At a glance
By Joseph Catanzaro
In many ways, Cheng Lei’s childhood in communist China was the unlikely impetus for her early career path.
It was the 1980s, staples like meat remained rationed, and life was still harsh.
“My first home [in Hunan Province] had been turned into dormitories from pigsties, literally,” Lei says.
When the family moved to Melbourne in 1985, Lei says her parents brought the immigrant obsession for financial security with them.
Which is why, in 1992, Lei began a bachelor of commerce at the University of Queensland. There was just one hitch.
“I never wanted to be an accountant,” she confesses.
“I wanted to do journalism. But Dad said, ‘Which TV station would hire a Chinese reporter? And accounting will ensure your employability.’”
As it turns out, her dad was both right and wrong.
Sitting in a bustling Beijing restaurant, in a suburb where luxury fashion outlets line roads backed up with flash European cars, Lei says she and China have come a long way.
The 39-year-old is now a business presenter for CCTV News, China’s largest broadcaster, and has interviewed more than 300 CEOs and economists, including big names Bill Gates and Sir Richard Branson, in a journalism career spanning 13 years.
Lei concedes her accountancy skills help.
“Understanding how the corporate world works is a great start,” she says.
That start came in 1995 with an accounting gig at Cadbury Schweppes, followed by a business analyst role at ExxonMobil in 2000.
But feeling restless, in 2001 she took an analyst role with Luneng Finemore Logistics in Shandong, 500km from Beijing.
Australian trucking magnate Ron Finemore had a minority stake in the venture transporting coal from mines to power stations.
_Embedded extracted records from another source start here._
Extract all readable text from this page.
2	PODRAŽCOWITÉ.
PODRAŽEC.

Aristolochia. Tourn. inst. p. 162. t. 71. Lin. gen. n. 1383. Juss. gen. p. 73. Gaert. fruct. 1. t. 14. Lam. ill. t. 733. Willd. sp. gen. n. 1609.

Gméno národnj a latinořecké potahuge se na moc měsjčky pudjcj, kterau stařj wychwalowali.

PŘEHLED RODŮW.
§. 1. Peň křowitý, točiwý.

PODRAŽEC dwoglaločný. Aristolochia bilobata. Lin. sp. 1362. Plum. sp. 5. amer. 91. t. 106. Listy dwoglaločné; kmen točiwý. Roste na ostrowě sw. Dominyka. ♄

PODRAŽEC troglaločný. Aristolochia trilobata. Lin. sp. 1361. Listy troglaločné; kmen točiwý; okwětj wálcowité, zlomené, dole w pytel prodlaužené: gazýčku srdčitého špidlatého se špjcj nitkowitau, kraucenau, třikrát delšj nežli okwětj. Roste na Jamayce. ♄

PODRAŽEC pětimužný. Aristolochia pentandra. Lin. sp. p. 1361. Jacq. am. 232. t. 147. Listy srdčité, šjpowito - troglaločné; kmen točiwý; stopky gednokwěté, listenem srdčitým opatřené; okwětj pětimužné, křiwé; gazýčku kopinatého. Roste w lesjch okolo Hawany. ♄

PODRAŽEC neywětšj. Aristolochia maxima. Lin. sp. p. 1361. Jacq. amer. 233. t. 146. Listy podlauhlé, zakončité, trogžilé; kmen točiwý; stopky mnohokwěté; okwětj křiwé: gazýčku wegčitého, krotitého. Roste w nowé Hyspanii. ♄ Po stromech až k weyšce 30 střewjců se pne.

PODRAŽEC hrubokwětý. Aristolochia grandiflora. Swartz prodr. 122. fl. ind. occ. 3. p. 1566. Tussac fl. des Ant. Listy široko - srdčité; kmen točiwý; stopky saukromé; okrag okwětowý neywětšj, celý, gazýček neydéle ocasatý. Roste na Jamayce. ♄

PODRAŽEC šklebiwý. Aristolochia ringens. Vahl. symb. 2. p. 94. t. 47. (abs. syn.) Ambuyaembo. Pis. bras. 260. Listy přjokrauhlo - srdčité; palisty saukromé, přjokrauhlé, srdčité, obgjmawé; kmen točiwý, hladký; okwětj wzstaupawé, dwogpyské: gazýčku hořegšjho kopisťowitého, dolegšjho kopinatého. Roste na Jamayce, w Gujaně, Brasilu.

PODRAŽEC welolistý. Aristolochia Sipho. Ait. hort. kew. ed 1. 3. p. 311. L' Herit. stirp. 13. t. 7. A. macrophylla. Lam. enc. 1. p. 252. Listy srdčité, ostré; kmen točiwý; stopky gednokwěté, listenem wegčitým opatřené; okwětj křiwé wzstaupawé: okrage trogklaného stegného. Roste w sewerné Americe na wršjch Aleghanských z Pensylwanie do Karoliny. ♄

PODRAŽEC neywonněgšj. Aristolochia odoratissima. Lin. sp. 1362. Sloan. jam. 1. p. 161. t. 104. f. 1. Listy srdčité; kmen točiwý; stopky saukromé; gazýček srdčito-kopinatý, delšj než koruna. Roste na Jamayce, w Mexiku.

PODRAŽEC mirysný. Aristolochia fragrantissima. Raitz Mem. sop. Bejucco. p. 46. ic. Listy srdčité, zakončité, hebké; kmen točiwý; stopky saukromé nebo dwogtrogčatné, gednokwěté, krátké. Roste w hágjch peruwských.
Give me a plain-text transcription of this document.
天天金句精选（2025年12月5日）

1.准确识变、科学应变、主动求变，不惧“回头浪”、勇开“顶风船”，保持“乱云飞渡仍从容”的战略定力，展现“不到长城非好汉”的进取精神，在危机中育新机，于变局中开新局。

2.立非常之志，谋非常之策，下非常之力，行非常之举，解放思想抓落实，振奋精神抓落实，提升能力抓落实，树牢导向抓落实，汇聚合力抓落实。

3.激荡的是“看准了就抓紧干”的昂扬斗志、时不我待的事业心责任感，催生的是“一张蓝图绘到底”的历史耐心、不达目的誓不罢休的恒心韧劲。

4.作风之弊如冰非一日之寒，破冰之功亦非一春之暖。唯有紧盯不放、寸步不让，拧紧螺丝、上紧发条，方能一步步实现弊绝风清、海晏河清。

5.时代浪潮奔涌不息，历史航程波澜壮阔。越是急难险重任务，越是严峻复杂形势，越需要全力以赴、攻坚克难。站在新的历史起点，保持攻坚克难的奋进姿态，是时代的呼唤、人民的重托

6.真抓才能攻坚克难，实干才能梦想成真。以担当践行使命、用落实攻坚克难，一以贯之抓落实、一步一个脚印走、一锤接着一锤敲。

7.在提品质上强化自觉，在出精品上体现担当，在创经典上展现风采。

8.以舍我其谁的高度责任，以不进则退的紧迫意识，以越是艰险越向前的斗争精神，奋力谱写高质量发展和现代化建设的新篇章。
Lei says what he’d been promised by Chinese partners didn’t add up.
“A 30 per cent annual return for 30 years? You don’t get that,” she says.
When Toll took over Finemores, Lei correctly advised the then chairman of the company to get out of the venture.
But she couldn’t shake the journalism bug. In 2002, she went in for a screen test at CCTV-9, the precursor to CCTV News.
“They said ‘we can take you on as an intern’,” she recalls. “That was a big pay cut.” Just three months in, she was on air, presenting.
Her big break came in 2003, when she got the job as China correspondent for CNBC, flitting between Singapore and Shanghai.
In the next nine years, she made her name interviewing business leaders with her alternately probing and playful style.
She returned to CCTV in 2012, and concedes she has her “fingers on the chopsticks” when it comes to sorting fact from fiction in China’s slowing economy.
But looking ahead, she believes companies catering to China’s growing domestic market could be a good bet.
Trick of the trade
Lei says that people should leverage their practical skills to follow their dreams, however impractical they may seem.
“I think there are boring people, not boring professions,” she says with a laugh. “Do what you love; everything is possible.”